Sales of company’s drugs in China jumped 35%.
Roche CEO, Severin Schwan, offered some public praise for China during the pharma giant’s annual meeting, for reasons that go beyond it having the world’s largest population and much cheaper manufacturing than Europe or the U.S.
“China is of course an enormous market” given its population of 1.3 billion and its growing demand for innovative new medicines, Schwan said during the company’s annual general meeting as reported by Pharma Times. But China “is much more than that. It is also well equipped to be an innovator in any number of sectors including the research-based pharmaceutical industry.”
Schwan’s enthusiasm for China is understandable given Roche’s results there. The company finished 2011 with a 35% year-over-year leap in sales, while diagnostics sales jumped by 27%. Numbers like these propelled Roche’s overall 15% growth in its Asia-Pacific region, the company’s fastest-growing region; Latin America was number two at 14%.
Roche attributed its China growth to rising sales of several drugs. Notable among these were three anticancer medicines: MabThera/Rituxan, for which non-Hodgkin lymphoma (NHL) indications drove sales; Xeloda for colorectal, stomach, and breast cancer; and Tarceva for non-small-cell lung cancer, which also marked the only Chinese regulatory approval recorded by Roche for 2011.
A fourth cancer medicine, Avastin, received “a very good market response in China since the medicine’s launch for colorectal cancer in October 2010,” Roche said in a press release despite an overall 7% sales decline from 2010 for the drug. Avastin still remained Roche’s second-best selling drug last year, with CHF 5.3 billion (about $5.8 billion) in sales.
Exactly how much China racked up in sales has not been disclosed to investors, as Roche lumped Chinese sales for those and other drugs in an “International” category. The company did say, however, that Xeloda sales zoomed 24% over 2010.
Roche is China’s fifth-largest pharmaceutical company, with more than 40 pharma and diagnostics facilities in Shanghai and Hong Kong, employing 4,200 people. About 1,000 of these staffers were hired just in the past year alone, Schwan said, adding: “We expect our headcount in China to more than double over the next few years.” Shanghai operations include Roche’s R&D Centre, a drug discovery facility established in 2004 at Zhangjiang Hi-Tech Park as the first research center opened by a foreign-based pharma giant.
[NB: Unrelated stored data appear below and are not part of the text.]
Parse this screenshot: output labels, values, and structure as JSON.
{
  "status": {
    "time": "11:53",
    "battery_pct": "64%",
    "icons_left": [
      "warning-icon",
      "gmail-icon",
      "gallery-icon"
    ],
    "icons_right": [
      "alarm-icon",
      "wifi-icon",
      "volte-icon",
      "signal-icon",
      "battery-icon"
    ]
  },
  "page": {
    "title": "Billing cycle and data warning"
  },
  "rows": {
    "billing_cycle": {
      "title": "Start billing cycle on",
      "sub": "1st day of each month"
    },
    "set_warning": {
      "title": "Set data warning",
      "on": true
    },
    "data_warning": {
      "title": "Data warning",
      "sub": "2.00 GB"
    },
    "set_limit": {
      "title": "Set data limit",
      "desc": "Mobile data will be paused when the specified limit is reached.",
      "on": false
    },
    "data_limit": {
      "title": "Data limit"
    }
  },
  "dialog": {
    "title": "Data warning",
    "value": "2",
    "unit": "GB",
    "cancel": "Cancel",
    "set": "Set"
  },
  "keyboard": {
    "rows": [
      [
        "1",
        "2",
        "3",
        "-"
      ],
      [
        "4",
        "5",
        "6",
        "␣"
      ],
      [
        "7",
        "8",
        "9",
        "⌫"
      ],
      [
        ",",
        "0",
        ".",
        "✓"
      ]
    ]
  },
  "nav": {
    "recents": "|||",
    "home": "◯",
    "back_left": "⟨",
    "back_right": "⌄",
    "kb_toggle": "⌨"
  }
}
The Roche CEO is a member of an advisory council to the mayor of Shanghai, so it wasn’t too surprising that he delivered an upbeat assessment on what it’s like for big pharma to do business in China. “I can tell you from personal experience that the life sciences industry is seen in China as an important factor in addressing the major challenges facing the country. Not only as a vital factor in improving public health but also as an engine of innovation that can create highly skilled jobs and contribute to a high-value added economy.
“By contrast, when I talk to politicians in the West, particularly here in Europe, I often have the feeling that we are viewed solely as a cost factor not as part of the solution to important problems,” he added. “There is no question that our industry needs to contribute to controlling healthcare costs. But Europe’s future depends on it having innovation-friendly industrial and health policies.”
That’s a not-so-subtle slap at Germany and other nations that have scrambled to cut drug costs for their state-run healthcare systems in recent years. As of January, for example, Germany has tightened the criteria for accepting new medicines, insisting that drug makers prove to the country’s Institute for Quality and Efficiency in Health Care (IQWiG) that their new drugs can deliver both better cost effectiveness and clinical effectiveness than currently available medicines. Greece has slashed its spending on medicines from €5.6 billion ($7.3 billion) in 2010 to €$4.1 billion ($5.4 billion) last year and expects to shell out €3.1 billion ($4.1 billion) this year.
Roche’s presence in Shanghai dates back to the opening of its first Chinese office there in 1926, a generation before the People’s Republic was established. Today, Schwan noted, Roche and all other life sci companies employ a total 90,000 people in Shanghai, more than the entire workforce of the largest U.S. biopharma cluster, the San Francisco Bay Area, which he pegged at 72,000.
“Sustainable success requires a long-term perspective and forward-looking investments. Our early commitment to doing business in China has been well worth it,” Schwan declared. “Roche is ideally equipped to make full use of the opportunities this fascinating country has to offer.”